Apparently June is PRIDE month. I took my kids to their first pride fest. It was a lot of fun. I am very lucky to have such and open relationship with my kids. We have a pact -no secrets, no lies- a pact that my son sticks to like glue and my daughter tries to but it isn't always possible for her. But my sons unwavering loyalty will not allow him to lie to me. More on that later.

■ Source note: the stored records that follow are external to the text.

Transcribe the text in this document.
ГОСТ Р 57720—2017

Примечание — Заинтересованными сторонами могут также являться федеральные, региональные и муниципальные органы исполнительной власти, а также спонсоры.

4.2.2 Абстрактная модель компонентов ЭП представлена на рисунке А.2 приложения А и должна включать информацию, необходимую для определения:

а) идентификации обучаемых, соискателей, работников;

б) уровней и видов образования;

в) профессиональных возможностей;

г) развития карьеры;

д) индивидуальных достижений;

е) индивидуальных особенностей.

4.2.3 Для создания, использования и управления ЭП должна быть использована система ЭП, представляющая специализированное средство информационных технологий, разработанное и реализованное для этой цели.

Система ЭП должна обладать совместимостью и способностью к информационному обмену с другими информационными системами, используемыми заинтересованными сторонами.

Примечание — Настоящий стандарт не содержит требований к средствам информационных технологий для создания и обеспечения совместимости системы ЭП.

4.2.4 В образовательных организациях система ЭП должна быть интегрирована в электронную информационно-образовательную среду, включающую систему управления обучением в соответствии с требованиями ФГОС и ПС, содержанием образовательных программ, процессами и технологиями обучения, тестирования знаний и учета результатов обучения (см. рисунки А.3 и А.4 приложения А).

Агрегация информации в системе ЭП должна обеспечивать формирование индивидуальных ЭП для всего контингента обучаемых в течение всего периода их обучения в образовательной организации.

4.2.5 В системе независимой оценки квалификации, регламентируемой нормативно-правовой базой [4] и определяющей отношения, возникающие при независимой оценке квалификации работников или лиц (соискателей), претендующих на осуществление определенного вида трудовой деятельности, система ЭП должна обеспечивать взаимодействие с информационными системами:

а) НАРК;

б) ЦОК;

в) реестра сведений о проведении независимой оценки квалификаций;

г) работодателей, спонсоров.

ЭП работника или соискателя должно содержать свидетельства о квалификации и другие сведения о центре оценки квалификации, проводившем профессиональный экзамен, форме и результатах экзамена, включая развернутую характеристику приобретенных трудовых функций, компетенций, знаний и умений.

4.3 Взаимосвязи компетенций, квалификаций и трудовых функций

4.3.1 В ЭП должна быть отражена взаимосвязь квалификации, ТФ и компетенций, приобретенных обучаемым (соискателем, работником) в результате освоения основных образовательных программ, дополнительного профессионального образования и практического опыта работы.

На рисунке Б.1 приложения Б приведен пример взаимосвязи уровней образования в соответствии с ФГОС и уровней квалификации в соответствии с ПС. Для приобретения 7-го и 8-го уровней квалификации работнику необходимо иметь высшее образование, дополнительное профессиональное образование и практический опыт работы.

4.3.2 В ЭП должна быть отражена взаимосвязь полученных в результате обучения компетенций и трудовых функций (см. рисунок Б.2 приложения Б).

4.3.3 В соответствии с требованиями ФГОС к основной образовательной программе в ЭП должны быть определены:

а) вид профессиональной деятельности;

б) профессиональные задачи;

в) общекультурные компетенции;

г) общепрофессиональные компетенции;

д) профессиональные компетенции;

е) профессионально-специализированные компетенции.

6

So when they are giving away condom at a booth and my son asks What's a condom? I have to smile and tell him well so condoms are for safer sex. Nothing you need right now. You will use those later. And that leads to a further conversation when we get home on condoms. Which leads to me showing them how it works (on a very fat for a marker but very thin for a condom). Which leads to why condoms are necessary. (Prevent stds, prevent early pregnancies). Which leads to how sometimes people try to pressure other people not to use condoms. About ejaculation, eggs, sperm, coming, masterbation, consent, horniness, and so much more. Just me and my two twelve year old chilling out together talking about sex. And not a drop of awkwardness, discomfort, or any other weirdness.
I love the open lines of communication I have created with my children. I love that they can talk to me about anything, or they can not tell me stuff and their is nothing to weird or awkward for them. I am their safe space. I always have been and I always will be.